Melting pot music

Sampling the sample.

Prince in a 1999 interview with MTV News.

Omar Garcia on the growing homogeneity of mainstream pop. Plus, your weekend reading list.

In music’s streaming era, purity within genres is no longer relevant or necessary. Though platforms like Spotify and Apple Music may attempt to put artists into sonic boxes and bundle them into playlists, popular music has come to resemble a melting pot.

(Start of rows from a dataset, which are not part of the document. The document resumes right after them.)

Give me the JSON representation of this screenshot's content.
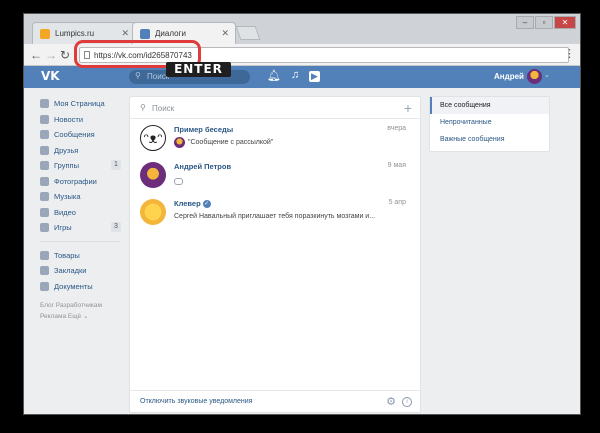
{
  "browser": {
    "tabs": [
      {
        "label": "Lumpics.ru",
        "fav_color": "#f5a623"
      },
      {
        "label": "Диалоги",
        "fav_color": "#5181b8"
      }
    ],
    "address": "https://vk.com/id265870743",
    "overlay_label": "ENTER"
  },
  "vk": {
    "search_placeholder": "Поиск",
    "user_name": "Андрей"
  },
  "nav": {
    "items": [
      {
        "label": "Моя Страница",
        "count": ""
      },
      {
        "label": "Новости",
        "count": ""
      },
      {
        "label": "Сообщения",
        "count": ""
      },
      {
        "label": "Друзья",
        "count": ""
      },
      {
        "label": "Группы",
        "count": "1"
      },
      {
        "label": "Фотографии",
        "count": ""
      },
      {
        "label": "Музыка",
        "count": ""
      },
      {
        "label": "Видео",
        "count": ""
      },
      {
        "label": "Игры",
        "count": "3"
      }
    ],
    "items2": [
      {
        "label": "Товары"
      },
      {
        "label": "Закладки"
      },
      {
        "label": "Документы"
      }
    ],
    "footer_line1": "Блог   Разработчикам",
    "footer_line2": "Реклама   Ещё ⌄"
  },
  "messages": {
    "search_placeholder": "Поиск",
    "conversations": [
      {
        "name": "Пример беседы",
        "time": "вчера",
        "message": "\"Сообщение с рассылкой\"",
        "avatar_color": "#222"
      },
      {
        "name": "Андрей Петров",
        "time": "9 мая",
        "message": "",
        "avatar_color": "#6c2d7a"
      },
      {
        "name": "Клевер",
        "time": "5 апр",
        "message": "Сергей Навальный приглашает тебя поразкинуть мозгами и...",
        "avatar_color": "#f3b53a"
      }
    ],
    "footer_link": "Отключить звуковые уведомления"
  },
  "filters": {
    "items": [
      "Все сообщения",
      "Непрочитанные",
      "Важные сообщения"
    ]
  }
}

We see this with artists directly sampling a record to repurpose it in a more modern context (Jack Harlow’s “First Class,” Paul Russell’s “Lil Boo Thang”), interpolating a chorus or rhythm without directly sampling (Charli XCX’s “Beg for You,” Miley Cyrus’s “Flowers”), or just generally referencing the sound of an era (Greta Van Fleet’s entire discography). These days, musicians are accustomed to “sampling the sample,” a prediction Prince made back in 1999. Just look at the Billboard Top 100 or, if you’re a Spotify listener, the New Music Friday playlist. The hook of Peggy Gou’s “(It Goes Like) Nanana'' is a blend of ATB’s wavy “9PM (Till I Come)” and A Touch Of Class’s catchy “Around the World (La La La La La)”. To this end, mainstream pop acts are often working with the same roster of producers, giving rise to a homogenous sound across different artists and albums. The ascendant K-pop group NewJeans, for example, incorporated moombahton, electropop, and hip hop into their first two EPs, under the guidance of R&B songwriter Erika de Casier, who’s worked with Dua Lipa and Blood Orange.

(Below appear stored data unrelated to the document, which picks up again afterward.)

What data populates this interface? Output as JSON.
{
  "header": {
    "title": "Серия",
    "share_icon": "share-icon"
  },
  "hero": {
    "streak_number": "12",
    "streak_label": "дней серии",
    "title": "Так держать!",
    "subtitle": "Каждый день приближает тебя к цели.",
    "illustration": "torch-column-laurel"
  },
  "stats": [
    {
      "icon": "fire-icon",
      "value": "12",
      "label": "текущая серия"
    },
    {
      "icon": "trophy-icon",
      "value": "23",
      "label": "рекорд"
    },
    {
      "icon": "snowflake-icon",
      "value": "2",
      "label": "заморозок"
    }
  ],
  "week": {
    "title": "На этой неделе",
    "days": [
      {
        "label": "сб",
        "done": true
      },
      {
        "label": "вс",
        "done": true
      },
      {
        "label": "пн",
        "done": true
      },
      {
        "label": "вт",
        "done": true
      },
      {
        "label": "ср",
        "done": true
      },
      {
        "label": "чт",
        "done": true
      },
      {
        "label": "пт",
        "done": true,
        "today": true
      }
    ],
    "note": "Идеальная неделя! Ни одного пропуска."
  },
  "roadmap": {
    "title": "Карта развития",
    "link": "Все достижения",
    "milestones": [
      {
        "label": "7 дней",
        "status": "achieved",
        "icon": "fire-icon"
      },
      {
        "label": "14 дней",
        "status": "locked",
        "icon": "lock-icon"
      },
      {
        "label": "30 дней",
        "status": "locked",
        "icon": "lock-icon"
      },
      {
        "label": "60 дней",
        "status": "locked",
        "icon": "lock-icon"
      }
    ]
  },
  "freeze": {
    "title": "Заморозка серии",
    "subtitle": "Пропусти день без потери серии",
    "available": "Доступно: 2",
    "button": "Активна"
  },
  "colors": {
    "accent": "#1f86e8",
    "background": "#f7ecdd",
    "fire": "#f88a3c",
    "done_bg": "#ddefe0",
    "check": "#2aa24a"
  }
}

Thus, most mainstream music carries an amalgamation of influence overlapping through Hip-Hop, Pop Punk, and R&B. I’ve dubbed this melting pot music, a tendency that is reflected in two recent albums from major artists, Olivia Rodrigo and Drake. This is, of course, not a new concept: Artists have borrowed from others’ sounds since the beginning of time. But one can argue that this phenomenon has grown exponentially with the sheer availability of music, both contemporary and historical. 

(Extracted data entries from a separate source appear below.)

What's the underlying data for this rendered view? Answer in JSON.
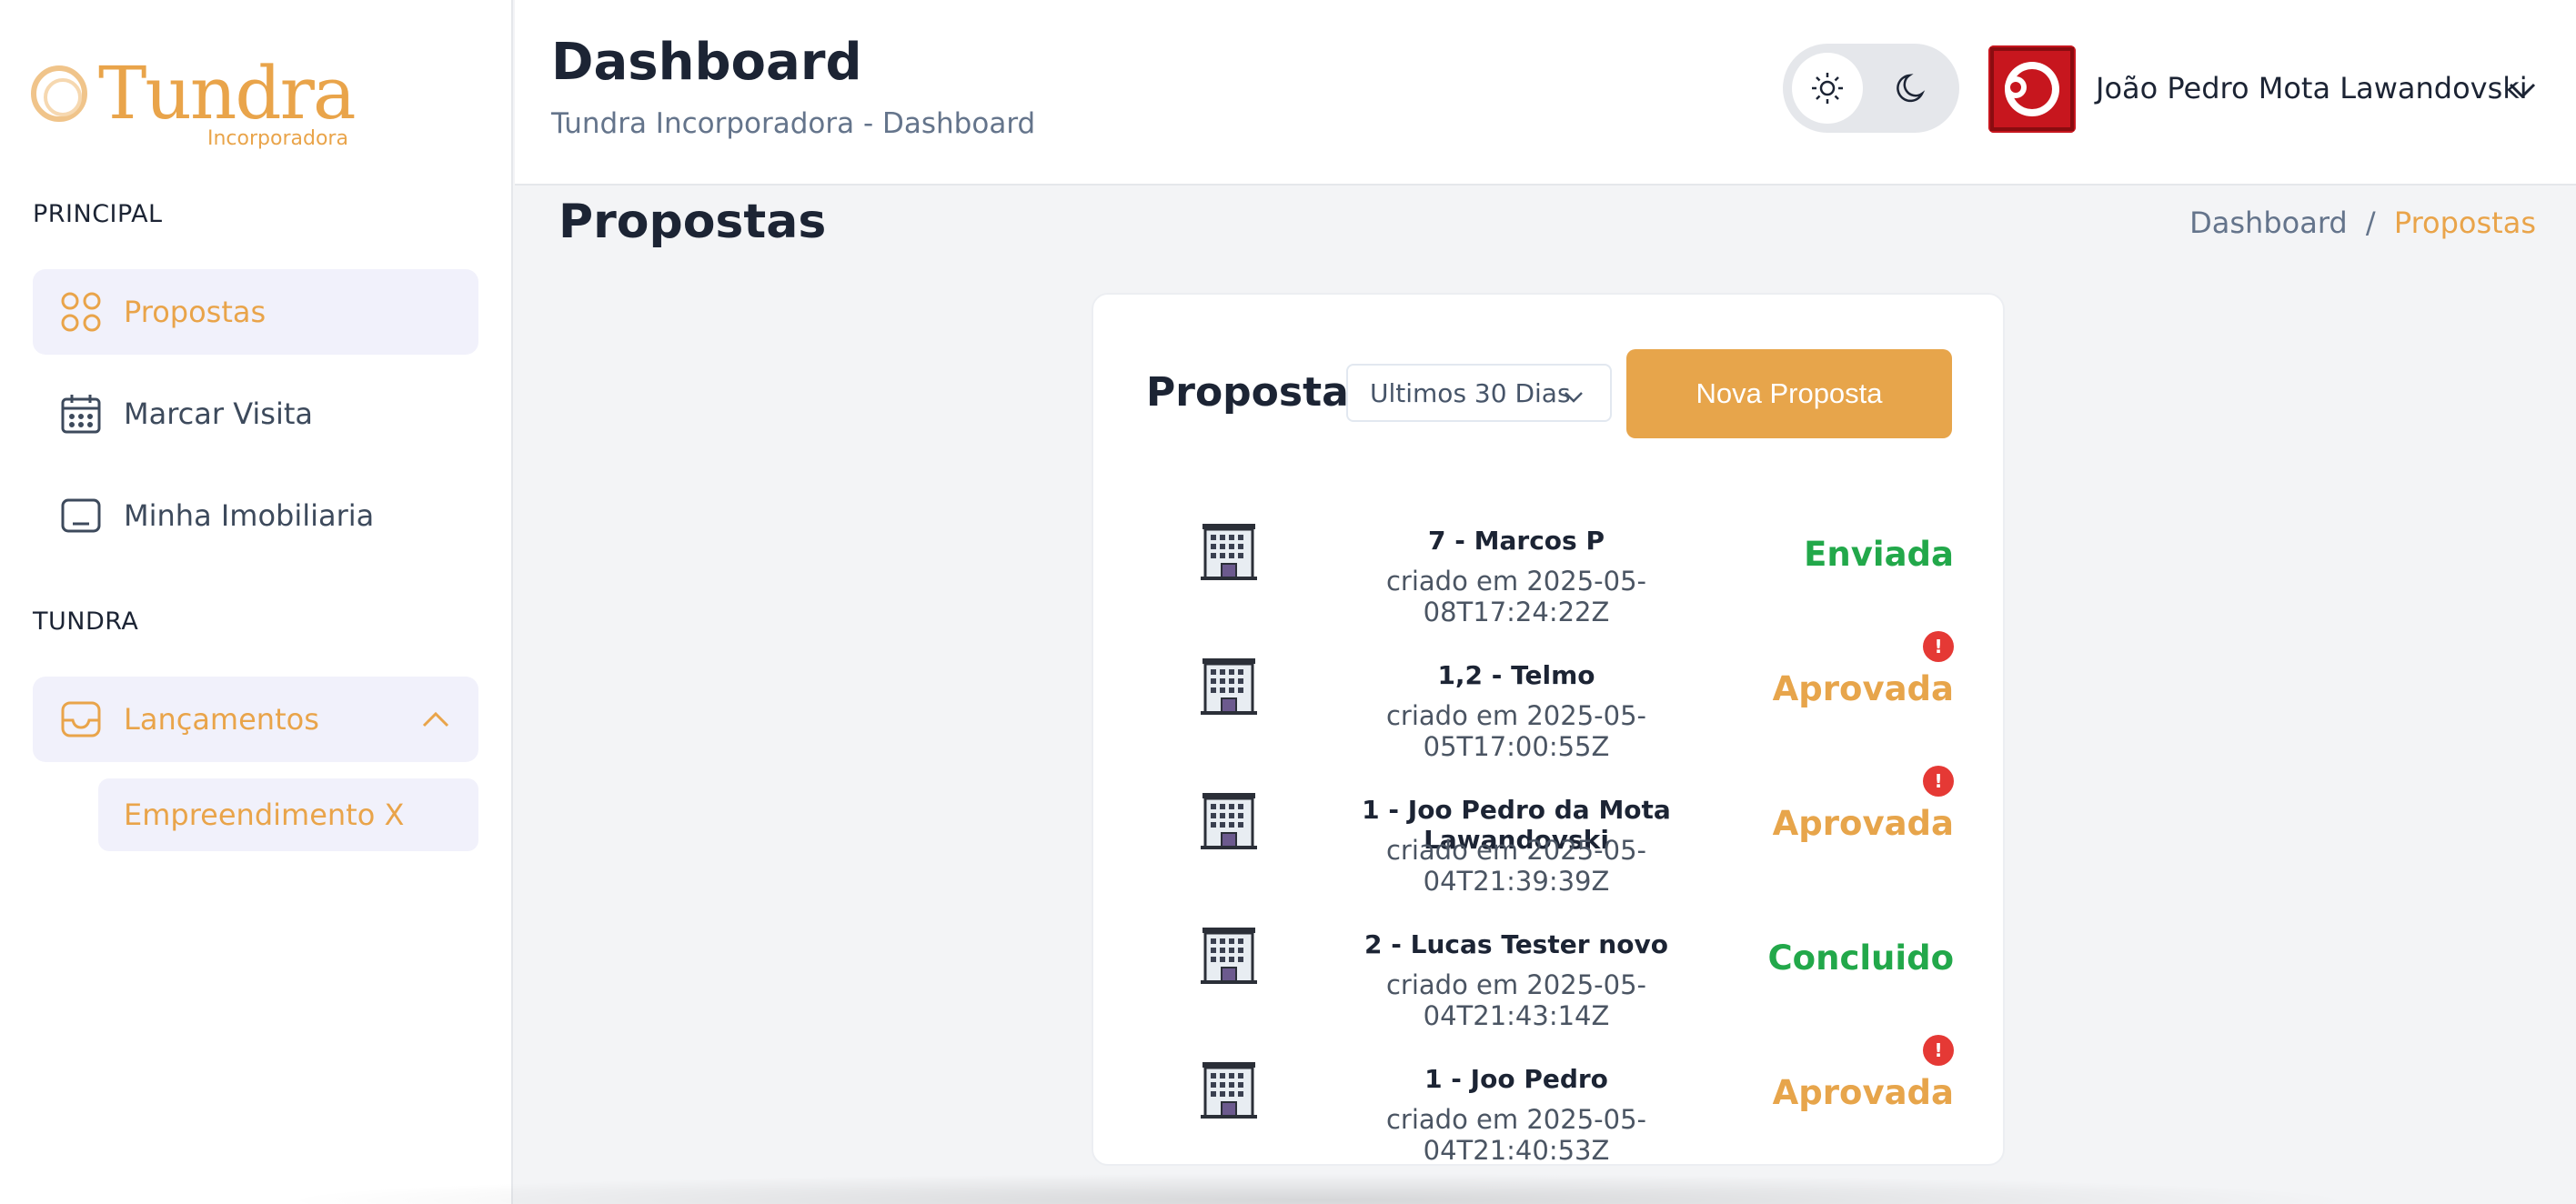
{
  "brand": {
    "logo_text": "Tundra",
    "logo_sub": "Incorporadora",
    "accent": "#e9a44a"
  },
  "sidebar": {
    "sections": [
      {
        "title": "PRINCIPAL"
      },
      {
        "title": "TUNDRA"
      }
    ],
    "items": [
      {
        "label": "Propostas",
        "icon": "grid-icon",
        "active": true
      },
      {
        "label": "Marcar Visita",
        "icon": "calendar-icon",
        "active": false
      },
      {
        "label": "Minha Imobiliaria",
        "icon": "card-icon",
        "active": false
      },
      {
        "label": "Lançamentos",
        "icon": "inbox-icon",
        "active": true,
        "expanded": true
      }
    ],
    "sub_items": [
      {
        "label": "Empreendimento X"
      }
    ]
  },
  "header": {
    "title": "Dashboard",
    "subtitle": "Tundra Incorporadora - Dashboard",
    "theme_toggle": {
      "light_icon": "sun-icon",
      "dark_icon": "moon-icon",
      "selected": "light"
    },
    "user": {
      "name": "João Pedro Mota Lawandovski"
    }
  },
  "page": {
    "title": "Propostas",
    "breadcrumb": {
      "parent": "Dashboard",
      "separator": "/",
      "current": "Propostas"
    }
  },
  "card": {
    "title": "Propostas",
    "period_select": "Ultimos 30 Dias",
    "new_button": "Nova Proposta",
    "rows": [
      {
        "name": "7 - Marcos P",
        "date": "criado em 2025-05-08T17:24:22Z",
        "status": "Enviada",
        "status_color": "#22a84a",
        "alert": false
      },
      {
        "name": "1,2 - Telmo",
        "date": "criado em 2025-05-05T17:00:55Z",
        "status": "Aprovada",
        "status_color": "#e7a54b",
        "alert": true
      },
      {
        "name": "1 - Joo Pedro da Mota Lawandovski",
        "date": "criado em 2025-05-04T21:39:39Z",
        "status": "Aprovada",
        "status_color": "#e7a54b",
        "alert": true
      },
      {
        "name": "2 - Lucas Tester novo",
        "date": "criado em 2025-05-04T21:43:14Z",
        "status": "Concluido",
        "status_color": "#22a84a",
        "alert": false
      },
      {
        "name": "1 - Joo Pedro",
        "date": "criado em 2025-05-04T21:40:53Z",
        "status": "Aprovada",
        "status_color": "#e7a54b",
        "alert": true
      }
    ],
    "alert_glyph": "!"
  }
}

On Olivia Rodrigo’s sophomore album, Guts, she embraces the referential abundance of Gen Z that recalls the youth of her parents’ generation. “Rodrigo’s music feels much more like a YouTube playlist of songs that your mom really liked when she was in college,” observed Jay Caspian Kang in The New Yorker. Rodrigo channels sounds reminiscent of late ‘80s, ‘90s and 2000s bands like Weezer, Alanis Morissette, and The Cure, which she peppers with her own lyrics of modern teenage angst and romantic realization. (In other words, “turn of the century” music, although I can’t recommend referring to 1999 this way in multi-generational company.) These references come on quickly during the album. You’re telling me this isn’t Miley Cyrus’s “Start All Over” from 2007?! I thought, during the album’s opening track, “all-american bitch”.

While previous generations grew up in a time when music was attached to specific regional scenes (Midwestern emo, Seattle grunge, New York hip hop), Gen Z came of age listening to music on the internet and this, in turn, reflects the music they make. The breadth of references in Rodrigo’s album, like Fiona Apple and Avril Lavigne, is indicative of someone whose “scene” is the Spotify recommendation algorithm.